Big Hit is placing them on high-stakes stages—iHeart performances, Red Bull showcases, World Cup-affiliated events, and major broadcast studios. Live performance is one of the fastest accelerators of artistic maturity, and CORTIS is accumulating those hours early.
This is how a rookie group becomes a reliable act.
Sheer Talent
Talent is the part of the conversation that often gets overshadowed by their creative identity, but it is the most stable pillar of their long-term potential.
James and Martin already had professional credits before debut—producing for HYBE artists and contributing choreography to established acts. That kind of pre-debut résumé is rare in the industry, especially for teenagers. Their skill isn’t anecdotal; it’s evidenced in the trust industry adults gave them long before the public met them.
Vocally, the group has been praised for tonal clarity and stability in live settings.
Writers who attended their early showcases highlighted how clean their harmonies were even in unfiltered environments, noting that their voices carry a youthful texture that doesn’t thin out on stage. One reviewer described their live sound as “light-footed but grounded,” a balance that many rookie vocalists struggle to maintain.
Their songwriting instincts are equally notable.
Several critics mentioned that their lyricism leans toward observation rather than performance—small, sharp details delivered without theatrical framing. It’s a style that reflects genuine interiority rather than sentiment crafted for fanservice. Their compositions often incorporate unexpected phrasing or rhythmic shifts that mirror the emotional hesitations within the lyrics.
Even their dance structure carries a distinct fingerprint. James’s choreography blends contemporary spatial awareness with street-style phrasing, giving the routines a hybrid quality: technically demanding but emotionally expressive. The group performs with a looseness that looks natural even when the movements require precision.
They are technically competent, creatively curious, and unusually self-aware for their age.
Those traits are difficult to teach.
Why Big Hit Is Betting on Them — and the One Thing That Could Still Make Them Falter
CORTIS is positioned with uncommon clarity:
- a generationally aligned artistic identity
- a collaborative, decentralized creative system
- genuine technical ability
- access to world-class infrastructure
- room to experiment
- a long developmental runway shaped by two successful seniors
Big Hit has built the conditions for their growth with precision.
The real challenge lies elsewhere: the legacy that surrounds them.
Every conversation with Western journalists includes the BTS question. Every introduction frames them as descendants of a lineage rather than innovators of their own lane. It’s understandable—BTS is the most influential K-pop act of the century—but that association creates pressure no rookie group can fully anticipate.

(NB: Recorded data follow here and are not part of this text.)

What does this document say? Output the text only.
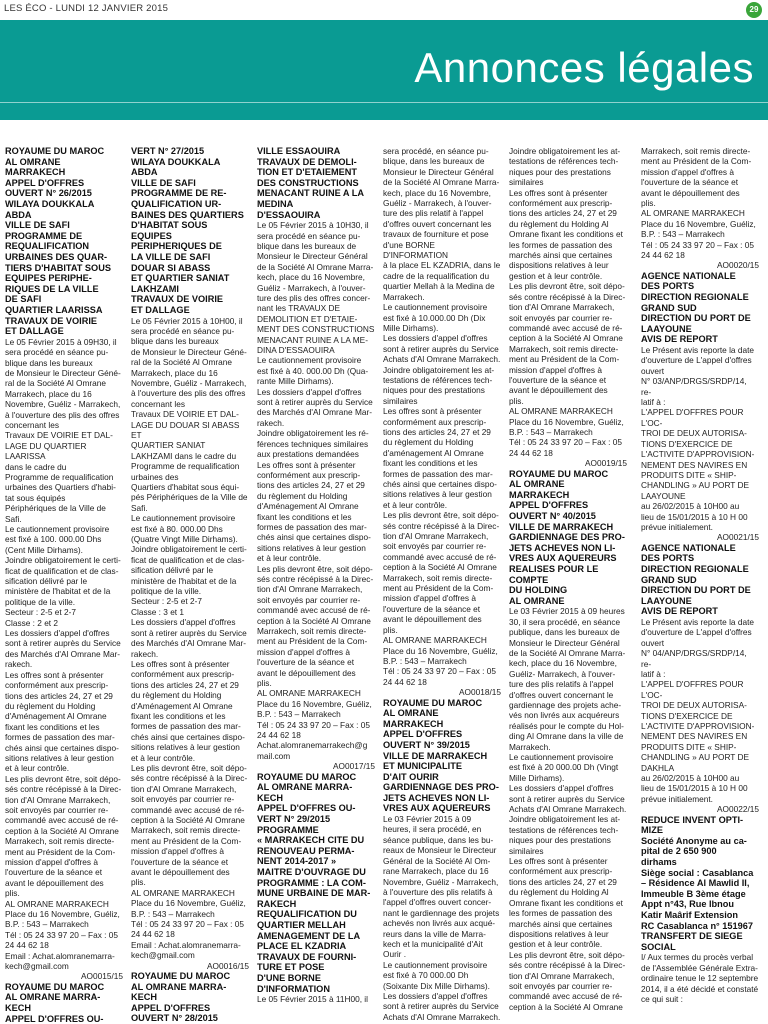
LES ÉCO - LUNDI 12 JANVIER 2015	29
Annonces légales

ROYAUME DU MAROC
AL OMRANE
MARRAKECH
APPEL D'OFFRES
OUVERT N° 26/2015
WILAYA DOUKKALA
ABDA
VILLE DE SAFI
PROGRAMME DE
REQUALIFICATION
URBAINES DES QUAR-
TIERS D'HABITAT SOUS
EQUIPES PERIPHE-
RIQUES DE LA VILLE
DE SAFI
QUARTIER LAARISSA
TRAVAUX DE VOIRIE
ET DALLAGE

Le 05 Février 2015 à 09H30, il
sera procédé en séance pu-
blique dans les bureaux
de Monsieur le Directeur Géné-
ral de la Société Al Omrane
Marrakech, place du 16
Novembre, Guéliz - Marrakech,
à l'ouverture des plis des offres
concernant les
Travaux DE VOIRIE ET DAL-
LAGE DU QUARTIER LAARISSA
dans le cadre du
Programme de requalification
urbaines des Quartiers d'habi-
tat sous équipés
Périphériques de la Ville de
Safi.
Le cautionnement provisoire
est fixé à 100. 000.00 Dhs
(Cent Mille Dirhams).
Joindre obligatoirement le certi-
ficat de qualification et de clas-
sification délivré par le
ministère de l'habitat et de la
politique de la ville.
Secteur : 2-5 et 2-7
Classe : 2 et 2
Les dossiers d'appel d'offres
sont à retirer auprès du Service
des Marchés d'Al Omrane Mar-
rakech.
Les offres sont à présenter
conformément aux prescrip-
tions des articles 24, 27 et 29
du règlement du Holding
d'Aménagement Al Omrane
fixant les conditions et les
formes de passation des mar-
chés ainsi que certaines dispo-
sitions relatives à leur gestion
et à leur contrôle.
Les plis devront être, soit dépo-
sés contre récépissé à la Direc-
tion d'Al Omrane Marrakech,
soit envoyés par courrier re-
commandé avec accusé de ré-
ception à la Société Al Omrane
Marrakech, soit remis directe-
ment au Président de la Com-
mission d'appel d'offres à
l'ouverture de la séance et
avant le dépouillement des
plis.
AL OMRANE MARRAKECH
Place du 16 Novembre, Guéliz,
B.P. : 543 – Marrakech
Tél : 05 24 33 97 20 – Fax : 05
24 44 62 18
Email : Achat.alomranemarra-
kech@gmail.com

AO0015/15

ROYAUME DU MAROC
AL OMRANE MARRA-
KECH
APPEL D'OFFRES OU-

VERT N° 27/2015
WILAYA DOUKKALA
ABDA
VILLE DE SAFI
PROGRAMME DE RE-
QUALIFICATION UR-
BAINES DES QUARTIERS
D'HABITAT SOUS
EQUIPES
PERIPHERIQUES DE
LA VILLE DE SAFI
DOUAR SI ABASS
ET QUARTIER SANIAT
LAKHZAMI
TRAVAUX DE VOIRIE
ET DALLAGE

Le 05 Février 2015 à 10H00, il
sera procédé en séance pu-
blique dans les bureaux
de Monsieur le Directeur Géné-
ral de la Société Al Omrane
Marrakech, place du 16
Novembre, Guéliz - Marrakech,
à l'ouverture des plis des offres
concernant les
Travaux DE VOIRIE ET DAL-
LAGE DU DOUAR SI ABASS ET
QUARTIER SANIAT
LAKHZAMI dans le cadre du
Programme de requalification
urbaines des
Quartiers d'habitat sous équi-
pés Périphériques de la Ville de
Safi.
Le cautionnement provisoire
est fixé à 80. 000.00 Dhs
(Quatre Vingt Mille Dirhams).
Joindre obligatoirement le certi-
ficat de qualification et de clas-
sification délivré par le
ministère de l'habitat et de la
politique de la ville.
Secteur : 2-5 et 2-7
Classe : 3 et 1
Les dossiers d'appel d'offres
sont à retirer auprès du Service
des Marchés d'Al Omrane Mar-
rakech.
Les offres sont à présenter
conformément aux prescrip-
tions des articles 24, 27 et 29
du règlement du Holding
d'Aménagement Al Omrane
fixant les conditions et les
formes de passation des mar-
chés ainsi que certaines dispo-
sitions relatives à leur gestion
et à leur contrôle.
Les plis devront être, soit dépo-
sés contre récépissé à la Direc-
tion d'Al Omrane Marrakech,
soit envoyés par courrier re-
commandé avec accusé de ré-
ception à la Société Al Omrane
Marrakech, soit remis directe-
ment au Président de la Com-
mission d'appel d'offres à
l'ouverture de la séance et
avant le dépouillement des
plis.
AL OMRANE MARRAKECH
Place du 16 Novembre, Guéliz,
B.P. : 543 – Marrakech
Tél : 05 24 33 97 20 – Fax : 05
24 44 62 18
Email : Achat.alomranemarra-
kech@gmail.com

AO0016/15

ROYAUME DU MAROC
AL OMRANE MARRA-
KECH
APPEL D'OFFRES
OUVERT N° 28/2015

VILLE ESSAOUIRA
TRAVAUX DE DEMOLI-
TION ET D'ETAIEMENT
DES CONSTRUCTIONS
MENACANT RUINE A LA
MEDINA
D'ESSAOUIRA

Le 05 Février 2015 à 10H30, il
sera procédé en séance pu-
blique dans les bureaux de
Monsieur le Directeur Général
de la Société Al Omrane Marra-
kech, place du 16 Novembre,
Guéliz - Marrakech, à l'ouver-
ture des plis des offres concer-
nant les TRAVAUX DE
DEMOLITION ET D'ETAIE-
MENT DES CONSTRUCTIONS
MENACANT RUINE A LA ME-
DINA D'ESSAOUIRA
Le cautionnement provisoire
est fixé à 40. 000.00 Dh (Qua-
rante Mille Dirhams).
Les dossiers d'appel d'offres
sont à retirer auprès du Service
des Marchés d'Al Omrane Mar-
rakech.
Joindre obligatoirement les ré-
férences techniques similaires
aux prestations demandées
Les offres sont à présenter
conformément aux prescrip-
tions des articles 24, 27 et 29
du règlement du Holding
d'Aménagement Al Omrane
fixant les conditions et les
formes de passation des mar-
chés ainsi que certaines dispo-
sitions relatives à leur gestion
et à leur contrôle.
Les plis devront être, soit dépo-
sés contre récépissé à la Direc-
tion d'Al Omrane Marrakech,
soit envoyés par courrier re-
commandé avec accusé de ré-
ception à la Société Al Omrane
Marrakech, soit remis directe-
ment au Président de la Com-
mission d'appel d'offres à
l'ouverture de la séance et
avant le dépouillement des
plis.
AL OMRANE MARRAKECH
Place du 16 Novembre, Guéliz,
B.P. : 543 – Marrakech
Tél : 05 24 33 97 20 – Fax : 05
24 44 62 18
Achat.alomranemarrakech@g
mail.com

AO0017/15

ROYAUME DU MAROC
AL OMRANE MARRA-
KECH
APPEL D'OFFRES OU-
VERT N° 29/2015
PROGRAMME
« MARRAKECH CITE DU
RENOUVEAU PERMA-
NENT 2014-2017 »
MAITRE D'OUVRAGE DU
PROGRAMME : LA COM-
MUNE URBAINE DE MAR-
RAKECH
REQUALIFICATION DU
QUARTIER MELLAH
AMENAGEMENT DE LA
PLACE EL KZADRIA
TRAVAUX DE FOURNI-
TURE ET POSE
D'UNE BORNE
D'INFORMATION

Le 05 Février 2015 à 11H00, il

sera procédé, en séance pu-
blique, dans les bureaux de
Monsieur le Directeur Général
de la Société Al Omrane Marra-
kech, place du 16 Novembre,
Guéliz - Marrakech, à l'ouver-
ture des plis relatif à l'appel
d'offres ouvert concernant les
travaux de fourniture et pose
d'une BORNE D'INFORMATION
à la place EL KZADRIA, dans le
cadre de la requalification du
quartier Mellah à la Medina de
Marrakech.
Le cautionnement provisoire
est fixé à 10.000.00 Dh (Dix
Mille Dirhams).
Les dossiers d'appel d'offres
sont à retirer auprès du Service
Achats d'Al Omrane Marrakech.
Joindre obligatoirement les at-
testations de références tech-
niques pour des prestations
similaires
Les offres sont à présenter
conformément aux prescrip-
tions des articles 24, 27 et 29
du règlement du Holding
d'aménagement Al Omrane
fixant les conditions et les
formes de passation des mar-
chés ainsi que certaines dispo-
sitions relatives à leur gestion
et à leur contrôle.
Les plis devront être, soit dépo-
sés contre récépissé à la Direc-
tion d'Al Omrane Marrakech,
soit envoyés par courrier re-
commandé avec accusé de ré-
ception à la Société Al Omrane
Marrakech, soit remis directe-
ment au Président de la Com-
mission d'appel d'offres à
l'ouverture de la séance et
avant le dépouillement des
plis.
AL OMRANE MARRAKECH
Place du 16 Novembre, Guéliz,
B.P. : 543 – Marrakech
Tél : 05 24 33 97 20 – Fax : 05
24 44 62 18

AO0018/15

ROYAUME DU MAROC
AL OMRANE
MARRAKECH
APPEL D'OFFRES
OUVERT N° 39/2015
VILLE DE MARRAKECH
ET MUNICIPALITE
D'AIT OURIR
GARDIENNAGE DES PRO-
JETS ACHEVES NON LI-
VRES AUX AQUEREURS

Le 03 Février 2015 à 09
heures, il sera procédé, en
séance publique, dans les bu-
reaux de Monsieur le Directeur
Général de la Société Al Om-
rane Marrakech, place du 16
Novembre, Guéliz - Marrakech,
à l'ouverture des plis relatifs à
l'appel d'offres ouvert concer-
nant le gardiennage des projets
achevés non livrés aux acqué-
reurs dans la ville de Marra-
kech et la municipalité d'Ait
Ourir .
Le cautionnement provisoire
est fixé à 70 000.00 Dh
(Soixante Dix Mille Dirhams).
Les dossiers d'appel d'offres
sont à retirer auprès du Service
Achats d'Al Omrane Marrakech.

Joindre obligatoirement les at-
testations de références tech-
niques pour des prestations
similaires
Les offres sont à présenter
conformément aux prescrip-
tions des articles 24, 27 et 29
du règlement du Holding Al
Omrane fixant les conditions et
les formes de passation des
marchés ainsi que certaines
dispositions relatives à leur
gestion et à leur contrôle.
Les plis devront être, soit dépo-
sés contre récépissé à la Direc-
tion d'Al Omrane Marrakech,
soit envoyés par courrier re-
commandé avec accusé de ré-
ception à la Société Al Omrane
Marrakech, soit remis directe-
ment au Président de la Com-
mission d'appel d'offres à
l'ouverture de la séance et
avant le dépouillement des
plis.
AL OMRANE MARRAKECH
Place du 16 Novembre, Guéliz,
B.P. : 543 – Marrakech
Tél : 05 24 33 97 20 – Fax : 05
24 44 62 18

AO0019/15

ROYAUME DU MAROC
AL OMRANE
MARRAKECH
APPEL D'OFFRES
OUVERT N° 40/2015
VILLE DE MARRAKECH
GARDIENNAGE DES PRO-
JETS ACHEVES NON LI-
VRES AUX AQUEREURS
REALISES POUR LE
COMPTE
DU HOLDING
AL OMRANE

Le 03 Février 2015 à 09 heures
30, il sera procédé, en séance
publique, dans les bureaux de
Monsieur le Directeur Général
de la Société Al Omrane Marra-
kech, place du 16 Novembre,
Guéliz- Marrakech, à l'ouver-
ture des plis relatifs à l'appel
d'offres ouvert concernant le
gardiennage des projets ache-
vés non livrés aux acquéreurs
réalisés pour le compte du Hol-
ding Al Omrane dans la ville de
Marrakech.
Le cautionnement provisoire
est fixé à 20 000.00 Dh (Vingt
Mille Dirhams).
Les dossiers d'appel d'offres
sont à retirer auprès du Service
Achats d'Al Omrane Marrakech.
Joindre obligatoirement les at-
testations de références tech-
niques pour des prestations
similaires
Les offres sont à présenter
conformément aux prescrip-
tions des articles 24, 27 et 29
du règlement du Holding Al
Omrane fixant les conditions et
les formes de passation des
marchés ainsi que certaines
dispositions relatives à leur
gestion et à leur contrôle.
Les plis devront être, soit dépo-
sés contre récépissé à la Direc-
tion d'Al Omrane Marrakech,
soit envoyés par courrier re-
commandé avec accusé de ré-
ception à la Société Al Omrane

Marrakech, soit remis directe-
ment au Président de la Com-
mission d'appel d'offres à
l'ouverture de la séance et
avant le dépouillement des
plis.
AL OMRANE MARRAKECH
Place du 16 Novembre, Guéliz,
B.P. : 543 – Marrakech
Tél : 05 24 33 97 20 – Fax : 05
24 44 62 18

AO0020/15

AGENCE NATIONALE
DES PORTS
DIRECTION REGIONALE
GRAND SUD
DIRECTION DU PORT DE
LAAYOUNE
AVIS DE REPORT

Le Présent avis reporte la date
d'ouverture de L'appel d'offres
ouvert
N° 03/ANP/DRGS/SRDP/14, re-
latif à :
L'APPEL D'OFFRES POUR L'OC-
TROI DE DEUX AUTORISA-
TIONS D'EXERCICE DE
L'ACTIVITE D'APPROVISION-
NEMENT DES NAVIRES EN
PRODUITS DITE « SHIP-
CHANDLING » AU PORT DE
LAAYOUNE
au 26/02/2015 à 10H00 au
lieu de 15/01/2015 à 10 H 00
prévue initialement.

AO0021/15

AGENCE NATIONALE
DES PORTS
DIRECTION REGIONALE
GRAND SUD
DIRECTION DU PORT DE
LAAYOUNE
AVIS DE REPORT

Le Présent avis reporte la date
d'ouverture de L'appel d'offres
ouvert
N° 04/ANP/DRGS/SRDP/14, re-
latif à :
L'APPEL D'OFFRES POUR L'OC-
TROI DE DEUX AUTORISA-
TIONS D'EXERCICE DE
L'ACTIVITE D'APPROVISION-
NEMENT DES NAVIRES EN
PRODUITS DITE « SHIP-
CHANDLING » AU PORT DE
DAKHLA
au 26/02/2015 à 10H00 au
lieu de 15/01/2015 à 10 H 00
prévue initialement.

AO0022/15

REDUCE INVENT OPTI-
MIZE
Société Anonyme au ca-
pital de 2 650 900
dirhams
Siège social : Casablanca
– Résidence Al Mawlid II,
Immeuble B 3ème étage
Appt n°43, Rue Ibnou
Katir Maârif Extension
RC Casablanca n° 151967
TRANSFERT DE SIEGE
SOCIAL

I/ Aux termes du procès verbal
de l'Assemblée Générale Extra-
ordinaire tenue le 12 septembre
2014, il a été décidé et constaté
ce qui suit :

CORTIS, to their credit, handles it with grace. They acknowledge the benefits and express gratitude without positioning themselves as successors or inheritors. They treat BTS and TXT as foundations, not comparisons.
But their true success will be measured the day the public looks at them and thinks of CORTIS first—before the lineage, before the label, before the expectations.
Given how they’re moving, that moment feels attainable.